Surface engineering donor and acceptor sites with enhanced charge transport for low-overpotential lithium–oxygen batteries

Inferior charge transport in discharge products is one of the main factors restricting the technological potential of lithium-oxygen batteries. Here, we propose a strategy to enhance charge transport in discharge products by surface engineering of cathode catalysts with donor and acceptor sites to improve solid-solid interfacial electron transfer properties between catalysts and discharge products.

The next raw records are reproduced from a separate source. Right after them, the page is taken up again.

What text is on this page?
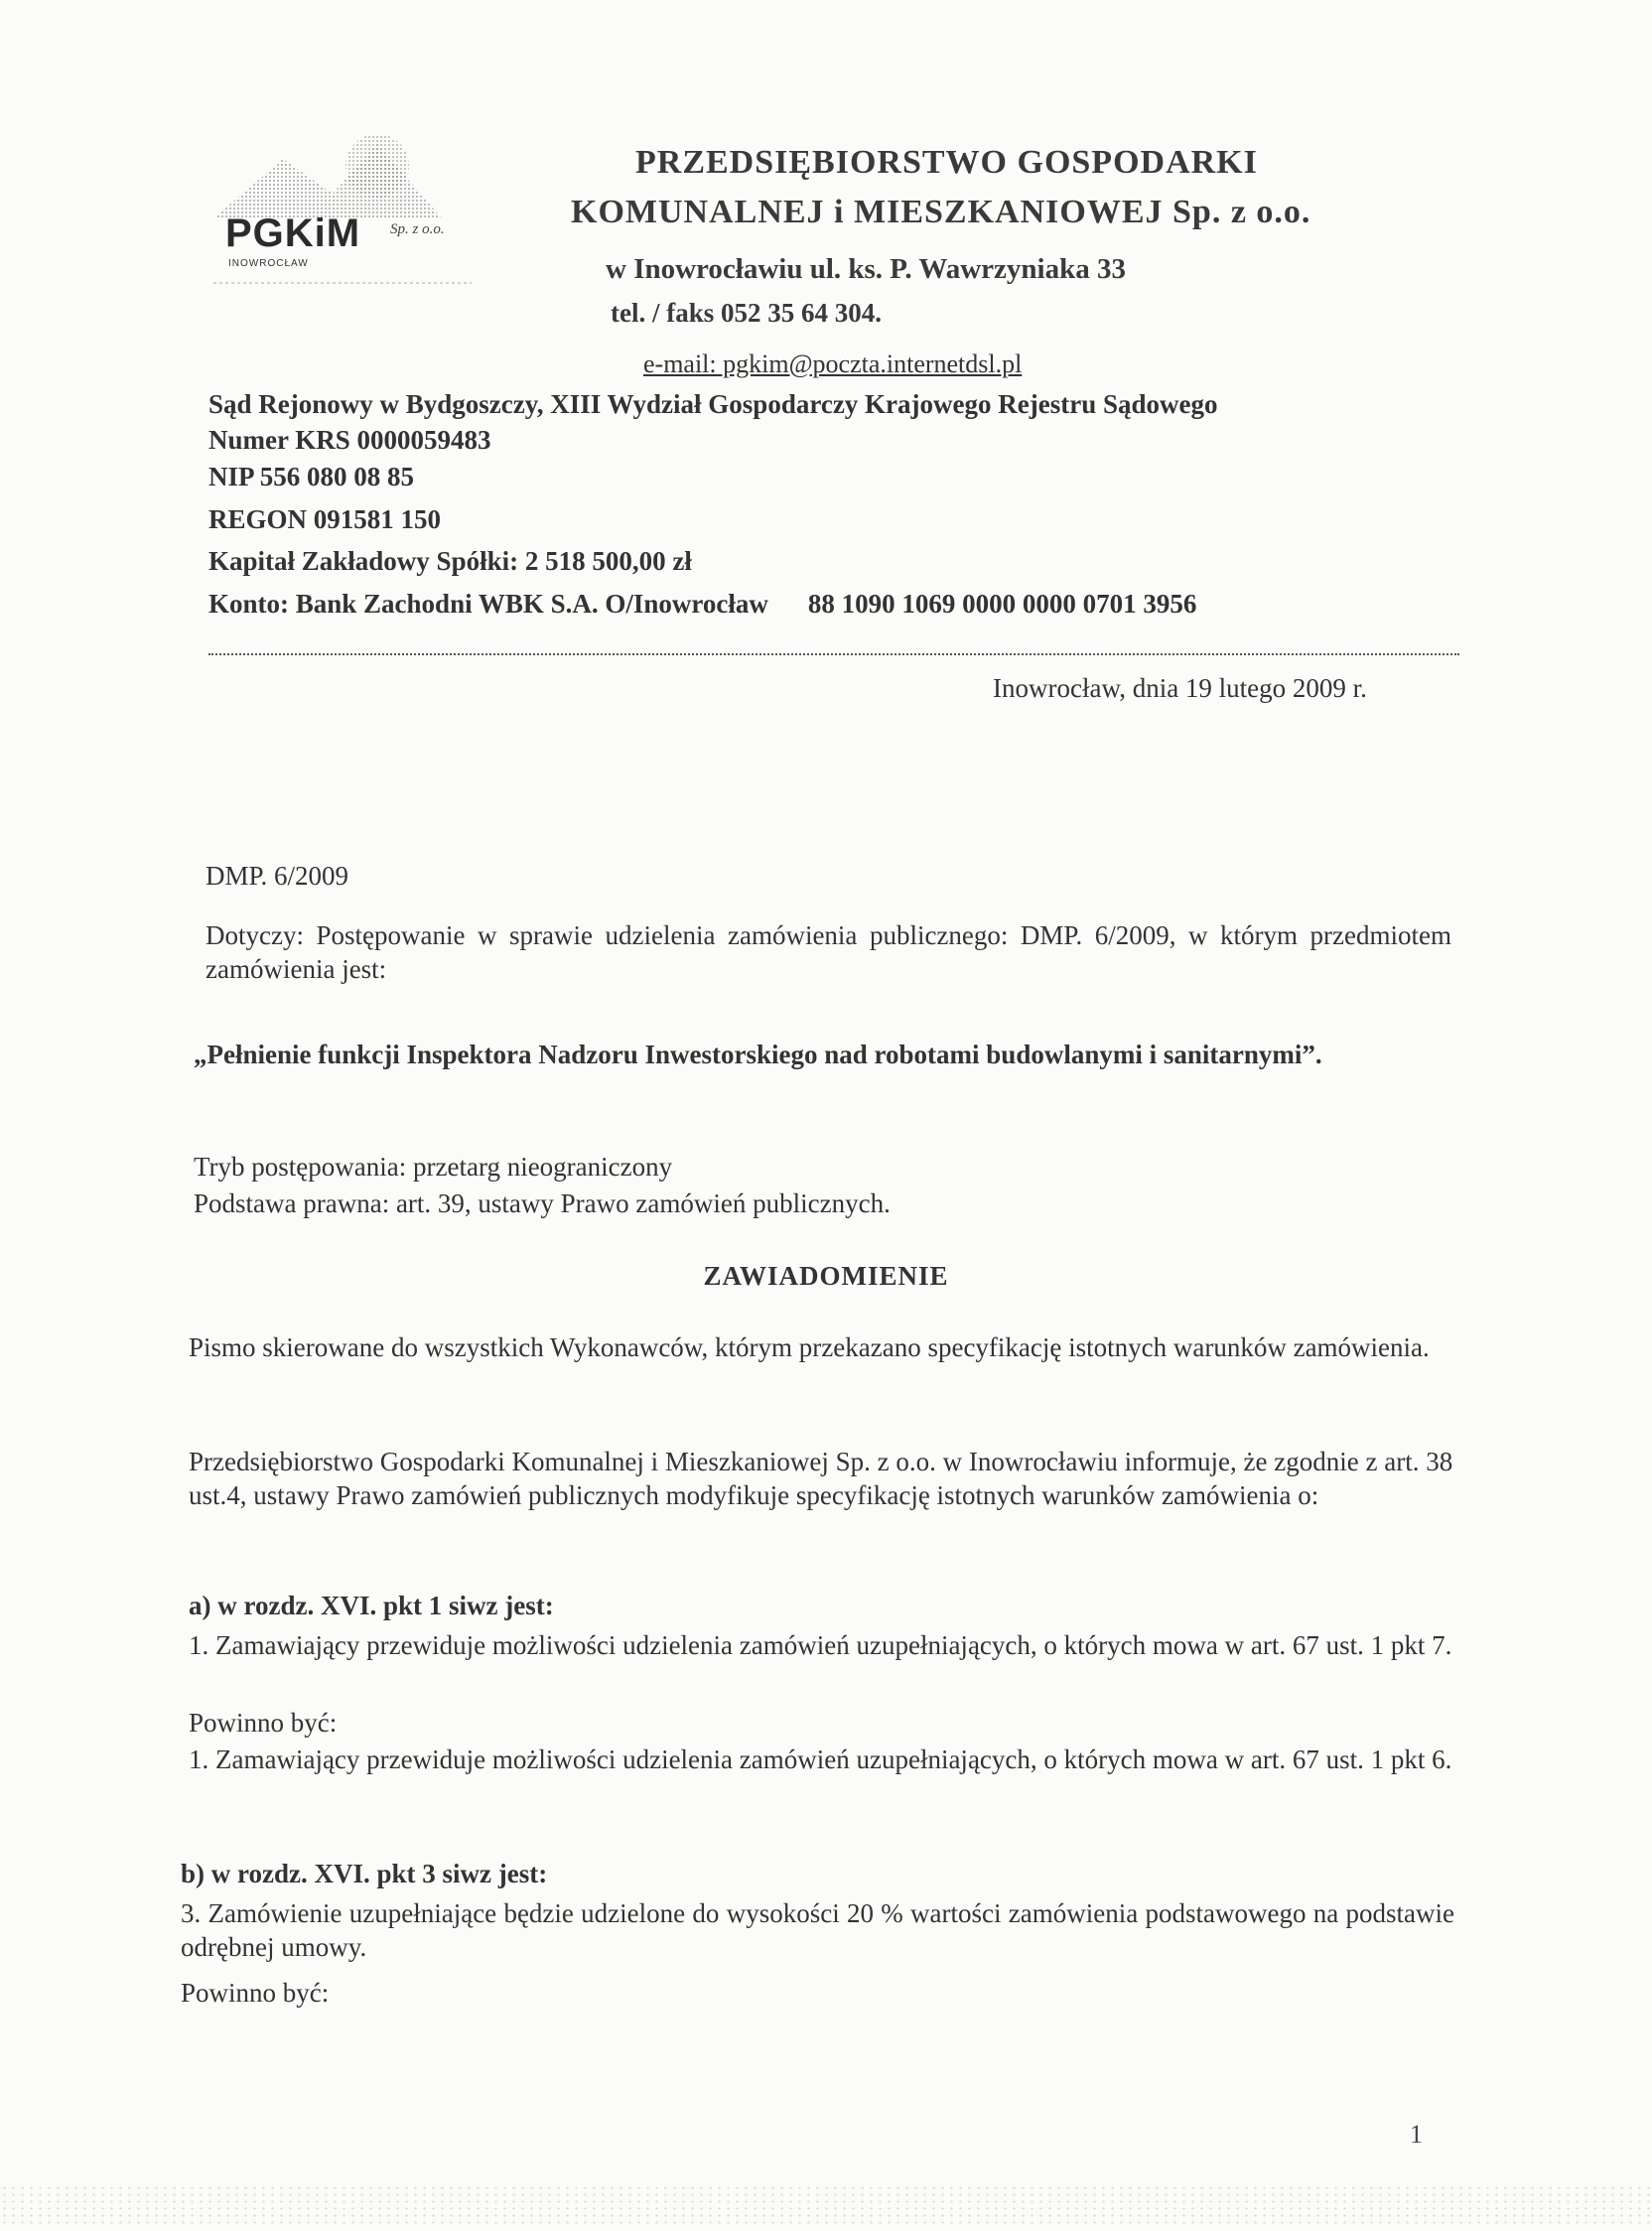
PGKiM Sp. z o.o.
INOWROCŁAW
PRZEDSIĘBIORSTWO GOSPODARKI
KOMUNALNEJ i MIESZKANIOWEJ Sp. z o.o.
w Inowrocławiu ul. ks. P. Wawrzyniaka 33
tel. / faks 052 35 64 304.
e-mail: pgkim@poczta.internetdsl.pl
Sąd Rejonowy w Bydgoszczy, XIII Wydział Gospodarczy Krajowego Rejestru Sądowego
Numer KRS 0000059483
NIP 556 080 08 85
REGON 091581 150
Kapitał Zakładowy Spółki: 2 518 500,00 zł
Konto: Bank Zachodni WBK S.A. O/Inowrocław 88 1090 1069 0000 0000 0701 3956
Inowrocław, dnia 19 lutego 2009 r.
DMP. 6/2009
Dotyczy: Postępowanie w sprawie udzielenia zamówienia publicznego: DMP. 6/2009, w którym przedmiotem zamówienia jest:
„Pełnienie funkcji Inspektora Nadzoru Inwestorskiego nad robotami budowlanymi i sanitarnymi”.
Tryb postępowania: przetarg nieograniczony
Podstawa prawna: art. 39, ustawy Prawo zamówień publicznych.
ZAWIADOMIENIE
Pismo skierowane do wszystkich Wykonawców, którym przekazano specyfikację istotnych warunków zamówienia.
Przedsiębiorstwo Gospodarki Komunalnej i Mieszkaniowej Sp. z o.o. w Inowrocławiu informuje, że zgodnie z art. 38 ust.4, ustawy Prawo zamówień publicznych modyfikuje specyfikację istotnych warunków zamówienia o:
a) w rozdz. XVI. pkt 1 siwz jest:
1. Zamawiający przewiduje możliwości udzielenia zamówień uzupełniających, o których mowa w art. 67 ust. 1 pkt 7.
Powinno być:
1. Zamawiający przewiduje możliwości udzielenia zamówień uzupełniających, o których mowa w art. 67 ust. 1 pkt 6.
b) w rozdz. XVI. pkt 3 siwz jest:
3. Zamówienie uzupełniające będzie udzielone do wysokości 20 % wartości zamówienia podstawowego na podstawie odrębnej umowy.
Powinno być:
1
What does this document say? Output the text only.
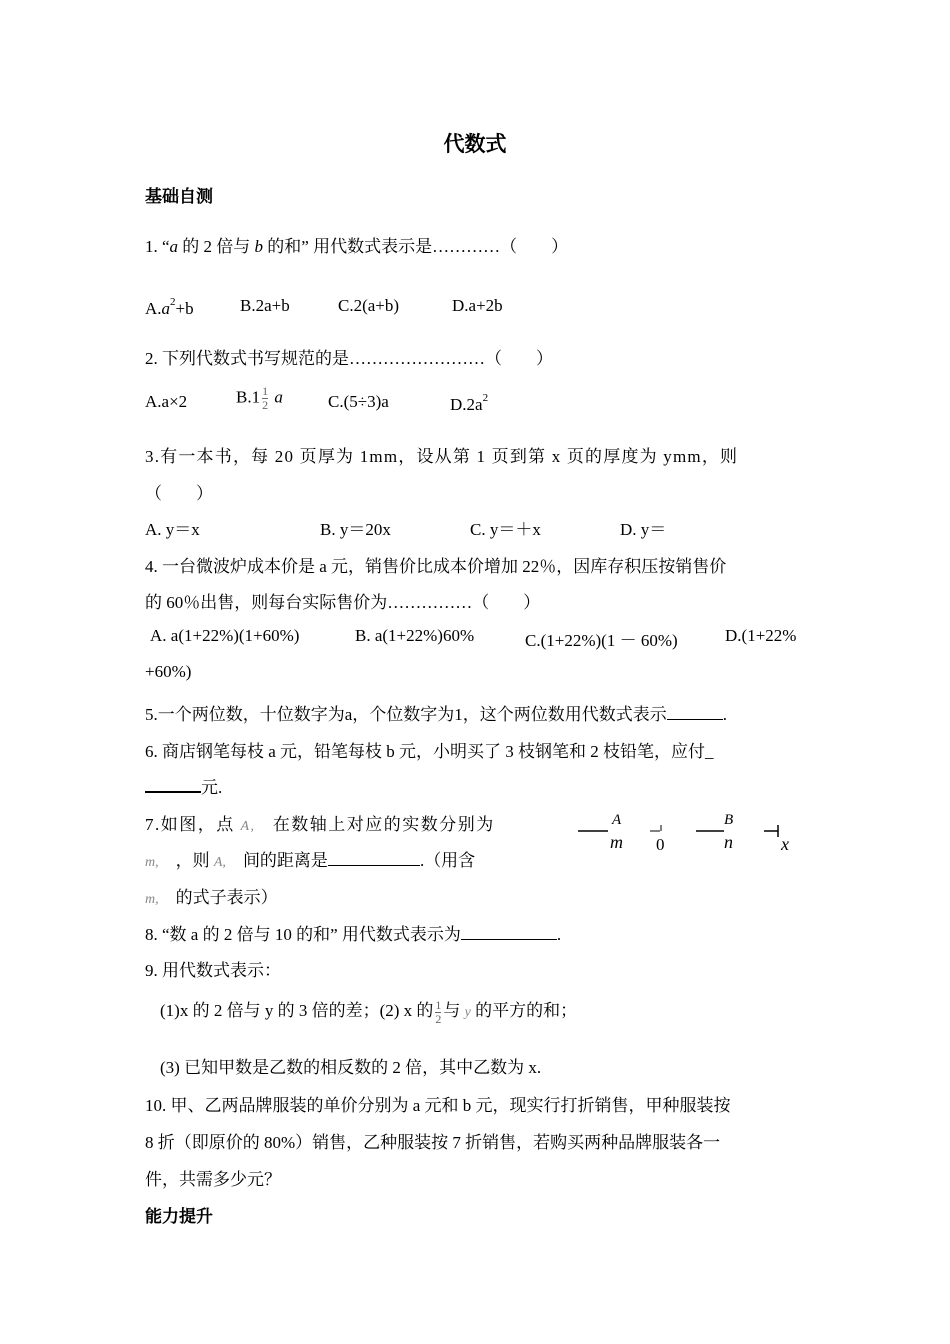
代数式
基础自测
1. “a 的 2 倍与 b 的和” 用代数式表示是…………（　　）
$A.a^2+b$	B.2a+b	C.2(a+b)	D.a+2b
2. 下列代数式书写规范的是……………………（　　）
A.a×2	$B.1 \frac{1}{2}$ a	C.(5÷3)a	$D.2a^2$
3.有一本书，每 20 页厚为 1mm，设从第 1 页到第 x 页的厚度为 ymm，则
（　　）
A. y＝x	B. y＝20x	C. y＝＋x	D. y＝
4. 一台微波炉成本价是 a 元，销售价比成本价增加 22％，因库存积压按销售价
的 60％出售，则每台实际售价为……………（　　）
A. a(1+22%)(1+60%)	B. a(1+22%)60%	C.(1+22%)(1 － 60%)	D.(1+22%
+60%)
5.一个两位数，十位数字为a，个位数字为1，这个两位数用代数式表示	.
6. 商店钢笔每枝 a 元，铅笔每枝 b 元，小明买了 3 枝钢笔和 2 枝铅笔，应付_
元.
7.如图，点 A, 在数轴上对应的实数分别为
m, ，则 A, 间的距离是	.（用含
m, 的式子表示）
A
m 0
B
n	x
8. “数 a 的 2 倍与 10 的和” 用代数式表示为	.
9. 用代数式表示：
(1)x 的 2 倍与 y 的 3 倍的差；(2) x 的 $\frac{1}{2}$ 与 y 的平方的和；
(3) 已知甲数是乙数的相反数的 2 倍，其中乙数为 x.
10. 甲、乙两品牌服装的单价分别为 a 元和 b 元，现实行打折销售，甲种服装按
8 折（即原价的 80%）销售，乙种服装按 7 折销售，若购买两种品牌服装各一
件，共需多少元？
能力提升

Free-standing layered double oxides loaded with pyrolyzed sodium poly(aminobenzenesulfonate)-derived sulfur-doped carbon nanosheets and carbon nanosheets with sulfoxide groups are synthesized and utilized to investigate donor and acceptor sites effect on the performance of lithium-oxygen batteries. The free-standing cathode with hybrid donor and acceptor sites is capable of operation in oxygen with distinct (dis)charge plateau and superior cycling stability (over 60 cycles at a fixed capacity of 0.53 mAh cm−2). The superior properties are attributed to the enhanced charge transport in lithium peroxide by the formation of hole polarons/Li+ vacancies on acceptor sites and electron polarons/disordered lithium peroxide phase on donor sites. This work provides a promising route to enhance defective charge transport in discharge products by optimization of donor and acceptor sites on cathode catalysts for high-performance lithium-oxygen batteries.